As to the matter of diction, again, if I didn’t know the poem was a translation, I’d probably get stuck on “the moon bright”. This brings up, for me, the matter of many ELH sounding like imitations of translations of haiku, but I don’t want to get my hackles any higher up than they currently are, so, next paragraph…
My hunch, not knowing Japanese, is that, though more natural, “the moon is bright” would not be quite right. “Is” in this case may be too narrowing, too objectifying. The sense, as explored above, may more closely require a combination of “moonness brightens” and “brightness moons”. How ya gonna do that?
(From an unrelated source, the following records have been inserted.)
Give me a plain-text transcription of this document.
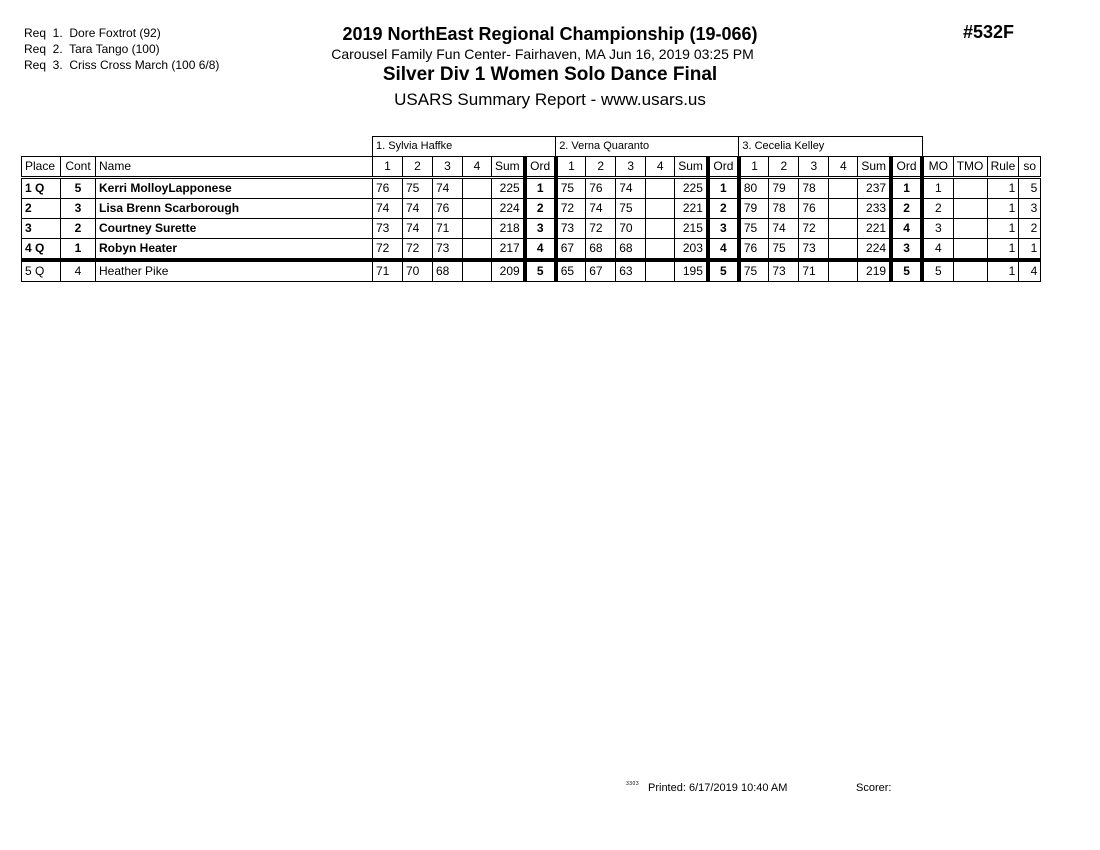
Req  1.  Dore Foxtrot (92)
Req  2.  Tara Tango (100)
Req  3.  Criss Cross March (100 6/8)
2019 NorthEast Regional Championship (19-066)
Carousel Family Fun Center- Fairhaven, MA Jun 16, 2019 03:25 PM
Silver Div 1 Women Solo Dance Final
USARS Summary Report - www.usars.us
#532F
			1. Sylvia Haffke						2. Verna Quaranto						3. Cecelia Kelley									
Place	Cont	Name	1	2	3	4	Sum	Ord	1	2	3	4	Sum	Ord	1	2	3	4	Sum	Ord	MO	TMO	Rule	so
1 Q	5	Kerri MolloyLapponese	76	75	74		225	1	75	76	74		225	1	80	79	78		237	1	1		1	5
2	3	Lisa Brenn Scarborough	74	74	76		224	2	72	74	75		221	2	79	78	76		233	2	2		1	3
3	2	Courtney Surette	73	74	71		218	3	73	72	70		215	3	75	74	72		221	4	3		1	2
4 Q	1	Robyn Heater	72	72	73		217	4	67	68	68		203	4	76	75	73		224	3	4		1	1
5 Q	4	Heather Pike	71	70	68		209	5	65	67	63		195	5	75	73	71		219	5	5		1	4
3303 Printed: 6/17/2019 10:40 AM	Scorer:
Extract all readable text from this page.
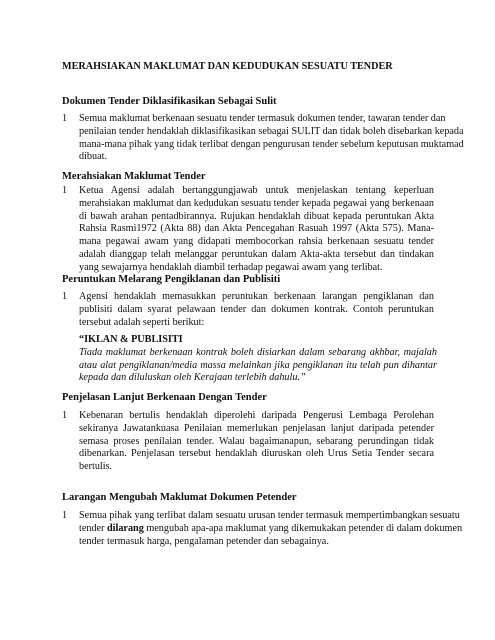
MERAHSIAKAN MAKLUMAT DAN KEDUDUKAN SESUATU TENDER
Dokumen Tender Diklasifikasikan Sebagai Sulit
1 Semua maklumat berkenaan sesuatu tender termasuk dokumen tender, tawaran tender dan

penilaian tender hendaklah diklasifikasikan sebagai SULIT dan tidak boleh disebarkan kepada

mana-mana pihak yang tidak terlibat dengan pengurusan tender sebelum keputusan muktamad

dibuat.

Merahsiakan Maklumat Tender
1 Ketua Agensi adalah bertanggungjawab untuk menjelaskan tentang keperluan merahsiakan maklumat dan kedudukan sesuatu tender kepada pegawai yang berkenaan di bawah arahan pentadbirannya. Rujukan hendaklah dibuat kepada peruntukan Akta Rahsia Rasmi1972 (Akta 88) dan Akta Pencegahan Rasuah 1997 (Akta 575). Mana-mana pegawai awam yang didapati membocorkan rahsia berkenaan sesuatu tender adalah dianggap telah melanggar peruntukan dalam Akta-akta tersebut dan tindakan yang sewajarnya hendaklah diambil terhadap pegawai awam yang terlibat.

Peruntukan Melarang Pengiklanan dan Publisiti
1 Agensi hendaklah memasukkan peruntukan berkenaan larangan pengiklanan dan publisiti dalam syarat pelawaan tender dan dokumen kontrak. Contoh peruntukan tersebut adalah seperti berikut:

“IKLAN & PUBLISITI

Tiada maklumat berkenaan kontrak boleh disiarkan dalam sebarang akhbar, majalah atau alat pengiklanan/media massa melainkan jika pengiklanan itu telah pun dihantar kepada dan diluluskan oleh Kerajaan terlebih dahulu.”

Penjelasan Lanjut Berkenaan Dengan Tender
1 Kebenaran bertulis hendaklah diperolehi daripada Pengerusi Lembaga Perolehan sekiranya Jawatankuasa Penilaian memerlukan penjelasan lanjut daripada petender semasa proses penilaian tender. Walau bagaimanapun, sebarang perundingan tidak dibenarkan. Penjelasan tersebut hendaklah diuruskan oleh Urus Setia Tender secara bertulis.

Larangan Mengubah Maklumat Dokumen Petender
1 Semua pihak yang terlibat dalam sesuatu urusan tender termasuk mempertimbangkan sesuatu

tender dilarang mengubah apa-apa maklumat yang dikemukakan petender di dalam dokumen

tender termasuk harga, pengalaman petender dan sebagainya.
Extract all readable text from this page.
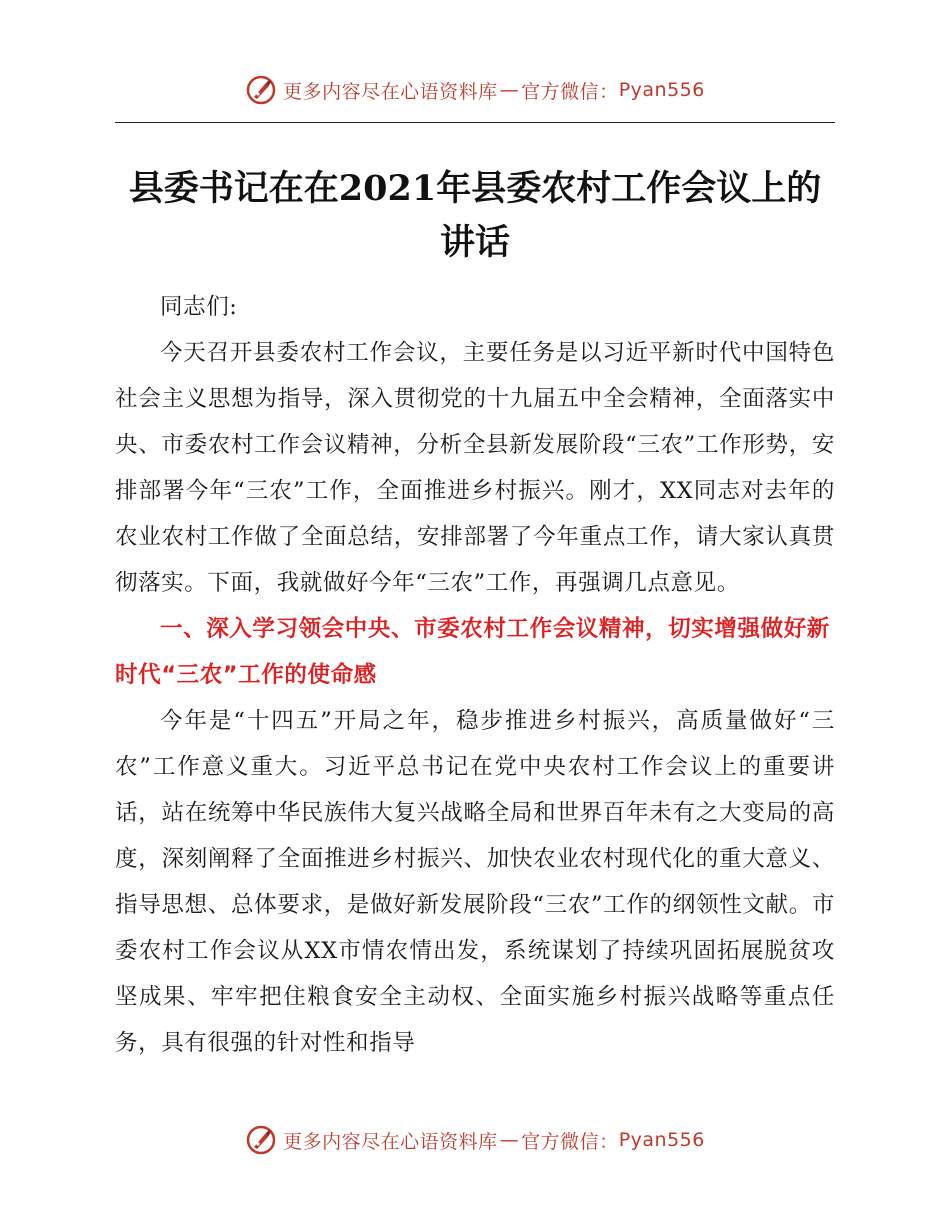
更多内容尽在心语资料库 — 官方微信： Pyan556
县委书记在在2021年县委农村工作会议上的讲话

同志们:

今天召开县委农村工作会议，主要任务是以习近平新时代中国特色社会主义思想为指导，深入贯彻党的十九届五中全会精神，全面落实中央、市委农村工作会议精神，分析全县新发展阶段“三农”工作形势，安排部署今年“三农”工作，全面推进乡村振兴。刚才，XX同志对去年的农业农村工作做了全面总结，安排部署了今年重点工作，请大家认真贯彻落实。下面，我就做好今年“三农”工作，再强调几点意见。

一、深入学习领会中央、市委农村工作会议精神，切实增强做好新时代“三农”工作的使命感

今年是“十四五”开局之年，稳步推进乡村振兴，高质量做好“三农”工作意义重大。习近平总书记在党中央农村工作会议上的重要讲话，站在统筹中华民族伟大复兴战略全局和世界百年未有之大变局的高度，深刻阐释了全面推进乡村振兴、加快农业农村现代化的重大意义、指导思想、总体要求，是做好新发展阶段“三农”工作的纲领性文献。市委农村工作会议从XX市情农情出发，系统谋划了持续巩固拓展脱贫攻坚成果、牢牢把住粮食安全主动权、全面实施乡村振兴战略等重点任务，具有很强的针对性和指导

更多内容尽在心语资料库 — 官方微信： Pyan556
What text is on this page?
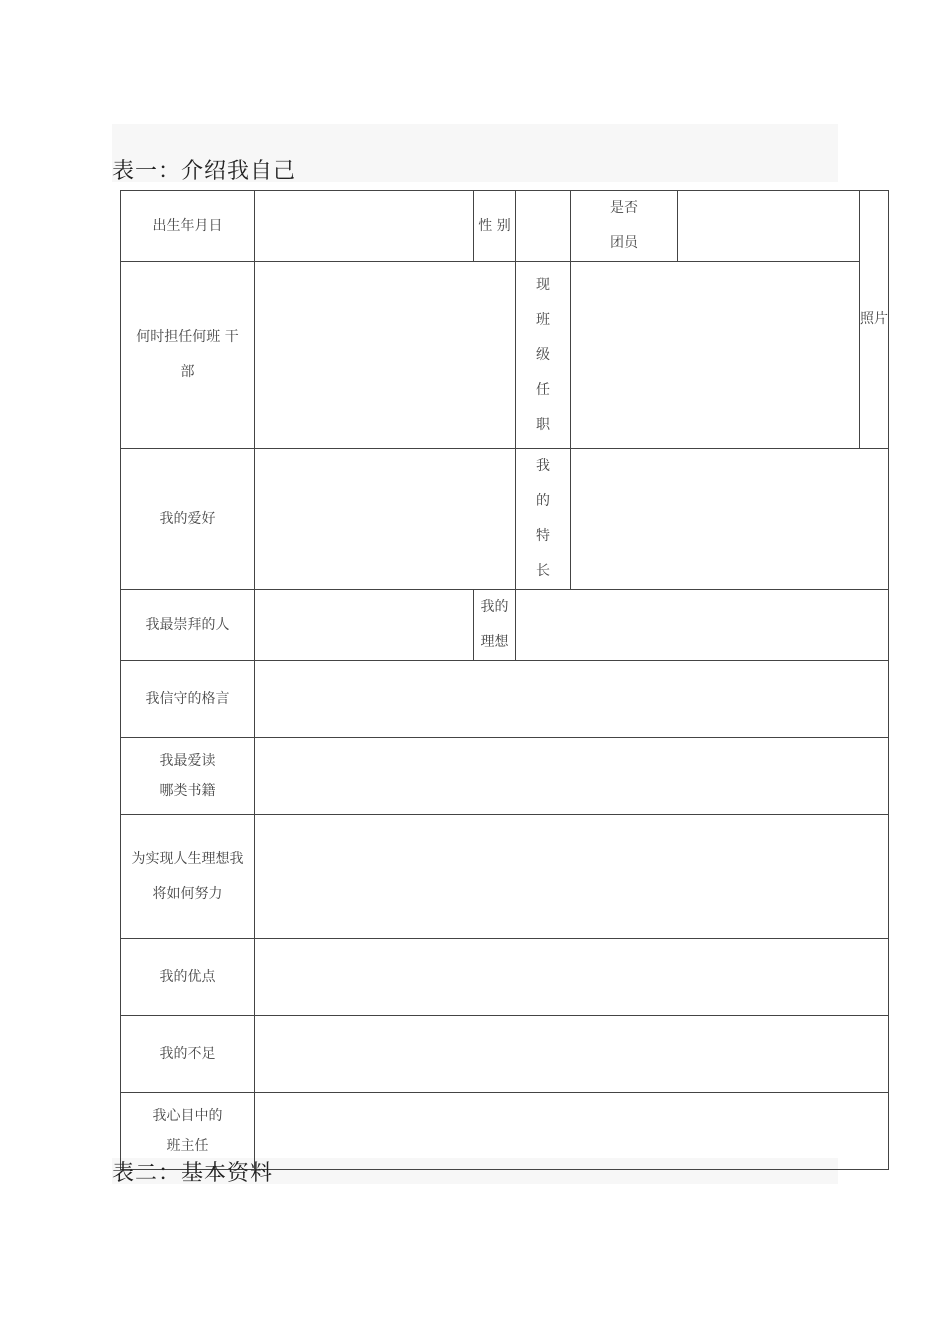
表一：介绍我自己
出生年月日		性 别		是否
团员		照片

何时担任何班 干
部			现
班
级
任
职			

我的爱好			我
的
特
长			

我最崇拜的人		我的
理想				

我信守的格言						

我最爱读
哪类书籍						

为实现人生理想我
将如何努力						

我的优点						
我的不足						

我心目中的
班主任						

表二：基本资料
Was Hiroaki trying to avoid the bullying, confining verb “to be?”. I think the Japanese language does things we just can’t touch, which may be why “versions” work better.
Paul (& all),
Just a quick response. I of course respect anyone’s right not to “dig” this or that. Why do I like this haiku myself? And what poetry do I find in it?
Obviously, Santoka took a risk with such a minimalist poem. But it pays off (for me) in the juxtaposition of two such archetypal images–moon & home–with the implied but somewhat mysterious connection between them. Lots of connotations and space for the reader who so chooses to play with. Certainly, as Gabi Greve’s latest version makes explicit, the light relates to finding one’s way. And I suspect “bright” will suggest to most readers a full moon, no clouds to obstruct it–that’s at least what I’m seeing. Also: I tend to view haiku at the level of the oeuvre as much as at that of the individual poem. So for me there’s enjoyment in it being “very Santoka”, in the relation between it and his other moon haiku and the whole body of his work, not to mention his life as a wanderer (which context invests “home” with a different shading than it might otherwise have).